Nick frowned. “Because maybe it's time I found out just who was writing to me and what
I'm
saying in response. So, will you call my house and leave the information on the answering machine?”

“Sure. Now, on to business.”

“Shoot.” His hands fisted on the steering wheel and he punched the accelerator just for the hell of it. Wind screamed past him, shoving through his hair and reducing the sound of Travis's voice to an annoying buzz.

“The Make-A-Wish Foundation is asking for one of your jerseys for their auction again this year.”

Nick smiled. He'd always enjoyed going to that auction. Gave him a chance to visit with some sick kids and to feel like he was making a difference. “No problem. Hell, we can offer my helmet, too. Not like I'll be using it.”

“Right. So. Anything else you need?”

“A less confusing life?” Nick suggested.

“Hey, if I could offer that, I'd charge twenty percent.”

“You would, wouldn't you?” Another driver came up fast behind Nick. The black SUV tore past the Vette doing at least ninety, and when the driver took a swerving left to pass, he just missed clipping the front
bumper of the Corvette. “You dumb son of a bitch!” Nick shouted, just to push his heart back down from his throat.

“Problem?” Travis asked.

“Just a moron escaped from the asylum for the day.”

“Must be on the freeway.”

“Good guess.”

“Anyway, there's nothing else?”

“No, thanks.”

What he needed his agent couldn't find for him. Hell, he had a job. It wasn't ESPN, but that'd come. Eventually, he guessed. Everybody knew rookies didn't go in and play first string right off. He'd have to work his way up to the big leagues, just as he'd had to prove himself on the playing field. Besides, it wasn't as though he
needed
the work. He'd made more money playing ball than three men could spend in one lifetime.

It was just … he
wanted
to work. To be a part of the game he loved. In some way, he wanted to stay connected to football. It was all he knew. All he'd ever wanted. All he'd ever planned on doing.

“Okay.” His agent started talking again. “I'll call your place and leave the address you wanted and—”

“Travis,” Nick said suddenly, “did you ever think maybe you were in the wrong line of work?”

“What? Is that a complaint?”

“No. I mean,” Nick said, trying to explain to Travis what he didn't really understand himself, “do you ever think about what road you might have gone down if you hadn't ended up on the one you're on at the moment?”

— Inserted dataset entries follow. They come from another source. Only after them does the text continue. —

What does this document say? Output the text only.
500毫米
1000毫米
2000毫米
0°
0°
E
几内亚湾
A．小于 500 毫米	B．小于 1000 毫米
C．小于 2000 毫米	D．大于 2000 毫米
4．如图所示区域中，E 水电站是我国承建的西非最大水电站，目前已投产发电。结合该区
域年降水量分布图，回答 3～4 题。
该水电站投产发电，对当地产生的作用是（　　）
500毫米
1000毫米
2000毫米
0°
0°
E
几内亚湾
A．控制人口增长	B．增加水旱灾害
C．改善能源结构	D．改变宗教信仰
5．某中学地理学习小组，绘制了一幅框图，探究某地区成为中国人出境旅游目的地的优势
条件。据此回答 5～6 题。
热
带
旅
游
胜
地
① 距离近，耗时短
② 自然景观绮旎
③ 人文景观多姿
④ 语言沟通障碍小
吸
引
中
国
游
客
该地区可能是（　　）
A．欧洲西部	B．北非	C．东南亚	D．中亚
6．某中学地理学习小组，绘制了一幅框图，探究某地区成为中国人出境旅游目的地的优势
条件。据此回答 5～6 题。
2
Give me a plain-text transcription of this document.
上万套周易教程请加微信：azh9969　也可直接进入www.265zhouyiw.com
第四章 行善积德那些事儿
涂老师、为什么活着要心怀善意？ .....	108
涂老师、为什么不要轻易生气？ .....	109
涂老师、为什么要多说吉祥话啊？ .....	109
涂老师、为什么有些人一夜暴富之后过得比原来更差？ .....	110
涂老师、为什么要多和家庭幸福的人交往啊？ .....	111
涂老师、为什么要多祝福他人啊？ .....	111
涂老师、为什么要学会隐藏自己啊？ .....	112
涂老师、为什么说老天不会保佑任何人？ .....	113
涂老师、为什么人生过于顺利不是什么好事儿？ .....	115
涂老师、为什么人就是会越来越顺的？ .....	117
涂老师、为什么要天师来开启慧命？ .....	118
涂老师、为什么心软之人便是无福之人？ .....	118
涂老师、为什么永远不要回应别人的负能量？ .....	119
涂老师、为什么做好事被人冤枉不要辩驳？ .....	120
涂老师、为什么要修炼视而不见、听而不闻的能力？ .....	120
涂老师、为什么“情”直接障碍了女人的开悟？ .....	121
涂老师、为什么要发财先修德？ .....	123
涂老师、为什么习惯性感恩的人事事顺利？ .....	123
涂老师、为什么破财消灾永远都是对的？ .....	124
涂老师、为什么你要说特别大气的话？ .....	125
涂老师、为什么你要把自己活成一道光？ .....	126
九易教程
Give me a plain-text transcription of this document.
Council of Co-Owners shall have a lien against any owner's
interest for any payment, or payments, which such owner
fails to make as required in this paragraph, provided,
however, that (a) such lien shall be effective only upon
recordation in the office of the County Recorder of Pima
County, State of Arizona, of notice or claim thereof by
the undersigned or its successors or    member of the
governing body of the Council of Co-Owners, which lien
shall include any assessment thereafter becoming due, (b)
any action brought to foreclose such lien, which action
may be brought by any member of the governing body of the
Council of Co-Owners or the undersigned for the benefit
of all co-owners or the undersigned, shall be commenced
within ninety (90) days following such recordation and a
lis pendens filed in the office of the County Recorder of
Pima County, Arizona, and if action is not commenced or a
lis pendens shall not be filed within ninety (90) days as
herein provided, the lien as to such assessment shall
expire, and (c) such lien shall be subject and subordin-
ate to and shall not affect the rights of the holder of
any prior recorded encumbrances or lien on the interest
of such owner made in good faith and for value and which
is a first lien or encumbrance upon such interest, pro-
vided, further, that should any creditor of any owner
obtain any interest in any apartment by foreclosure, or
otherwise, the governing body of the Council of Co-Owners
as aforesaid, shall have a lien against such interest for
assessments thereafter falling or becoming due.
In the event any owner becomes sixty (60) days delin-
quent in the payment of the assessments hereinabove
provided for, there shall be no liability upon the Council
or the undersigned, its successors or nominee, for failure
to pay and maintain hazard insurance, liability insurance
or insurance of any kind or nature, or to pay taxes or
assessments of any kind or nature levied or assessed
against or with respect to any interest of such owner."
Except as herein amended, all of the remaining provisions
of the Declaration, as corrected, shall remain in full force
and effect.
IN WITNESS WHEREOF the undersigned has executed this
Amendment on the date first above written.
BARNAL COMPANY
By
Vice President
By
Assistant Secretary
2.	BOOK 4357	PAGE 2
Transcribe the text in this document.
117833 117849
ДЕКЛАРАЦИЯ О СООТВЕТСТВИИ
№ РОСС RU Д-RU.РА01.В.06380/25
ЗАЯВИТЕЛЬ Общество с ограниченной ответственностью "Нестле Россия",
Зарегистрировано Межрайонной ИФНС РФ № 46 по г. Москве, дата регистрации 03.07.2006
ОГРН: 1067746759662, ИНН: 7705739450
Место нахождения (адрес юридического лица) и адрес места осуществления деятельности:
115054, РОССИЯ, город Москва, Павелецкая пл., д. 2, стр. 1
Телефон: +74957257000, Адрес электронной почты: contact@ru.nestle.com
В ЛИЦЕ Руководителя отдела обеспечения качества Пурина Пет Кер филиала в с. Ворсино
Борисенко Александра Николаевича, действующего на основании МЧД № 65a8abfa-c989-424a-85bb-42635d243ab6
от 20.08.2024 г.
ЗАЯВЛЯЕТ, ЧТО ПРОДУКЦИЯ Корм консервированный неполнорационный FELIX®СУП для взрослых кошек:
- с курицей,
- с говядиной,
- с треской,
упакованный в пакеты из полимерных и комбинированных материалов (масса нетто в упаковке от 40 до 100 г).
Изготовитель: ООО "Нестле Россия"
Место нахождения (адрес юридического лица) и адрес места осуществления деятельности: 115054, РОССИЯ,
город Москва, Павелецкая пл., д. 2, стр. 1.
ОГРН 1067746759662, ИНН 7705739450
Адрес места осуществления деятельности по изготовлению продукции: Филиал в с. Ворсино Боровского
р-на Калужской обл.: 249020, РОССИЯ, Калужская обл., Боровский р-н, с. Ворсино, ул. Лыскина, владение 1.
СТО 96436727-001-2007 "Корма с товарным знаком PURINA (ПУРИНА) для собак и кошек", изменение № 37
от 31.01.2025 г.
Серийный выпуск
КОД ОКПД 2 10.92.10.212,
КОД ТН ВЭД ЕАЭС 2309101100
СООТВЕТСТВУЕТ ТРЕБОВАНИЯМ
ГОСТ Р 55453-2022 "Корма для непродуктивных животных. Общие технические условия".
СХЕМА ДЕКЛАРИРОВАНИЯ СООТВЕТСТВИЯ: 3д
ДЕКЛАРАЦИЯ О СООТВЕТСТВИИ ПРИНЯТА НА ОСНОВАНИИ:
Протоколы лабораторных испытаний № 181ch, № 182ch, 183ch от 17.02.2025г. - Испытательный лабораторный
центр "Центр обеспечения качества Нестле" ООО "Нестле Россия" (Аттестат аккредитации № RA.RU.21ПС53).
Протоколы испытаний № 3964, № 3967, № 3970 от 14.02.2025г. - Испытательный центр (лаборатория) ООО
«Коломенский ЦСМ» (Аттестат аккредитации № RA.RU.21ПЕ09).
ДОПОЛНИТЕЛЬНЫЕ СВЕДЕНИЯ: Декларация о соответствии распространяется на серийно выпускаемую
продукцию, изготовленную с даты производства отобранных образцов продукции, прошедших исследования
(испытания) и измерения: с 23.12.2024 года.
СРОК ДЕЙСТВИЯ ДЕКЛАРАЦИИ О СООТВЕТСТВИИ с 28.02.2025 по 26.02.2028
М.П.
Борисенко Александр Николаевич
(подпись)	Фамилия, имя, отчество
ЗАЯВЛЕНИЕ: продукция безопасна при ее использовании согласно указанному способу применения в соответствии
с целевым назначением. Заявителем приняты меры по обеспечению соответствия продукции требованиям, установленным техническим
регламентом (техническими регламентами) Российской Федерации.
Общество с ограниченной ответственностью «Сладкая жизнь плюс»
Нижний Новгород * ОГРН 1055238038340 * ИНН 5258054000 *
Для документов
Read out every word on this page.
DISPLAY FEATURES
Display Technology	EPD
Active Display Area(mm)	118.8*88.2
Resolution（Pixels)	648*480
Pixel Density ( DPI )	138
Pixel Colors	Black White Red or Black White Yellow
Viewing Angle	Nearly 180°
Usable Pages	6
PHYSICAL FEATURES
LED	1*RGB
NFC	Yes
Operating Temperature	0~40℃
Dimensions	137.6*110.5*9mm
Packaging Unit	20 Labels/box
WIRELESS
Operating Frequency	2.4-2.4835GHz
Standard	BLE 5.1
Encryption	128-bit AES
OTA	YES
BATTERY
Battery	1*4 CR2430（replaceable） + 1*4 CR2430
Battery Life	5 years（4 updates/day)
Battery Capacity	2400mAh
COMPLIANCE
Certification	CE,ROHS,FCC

“Have you been drinking again?”

Nick snorted a laugh. Well, so much for philosophy. “Forget it. Hell, I don't even know what I'm talking
about.” Frowning, he tipped his sunglasses down and stared off at a smudge of black rising on the horizon. “Travis, I'll call you later.” He ended the call and kept driving, more slowly now as the traffic began to back up.

Scowling into the distance, he watched as twists of smoke drifted and danced on the ever-present wind. Horns blared and tempers shortened as the freeway choked down to not much more than a parking lot. Cars inched along the highway, crawling across the asphalt, getting ever nearer to what had to be a hell of an accident.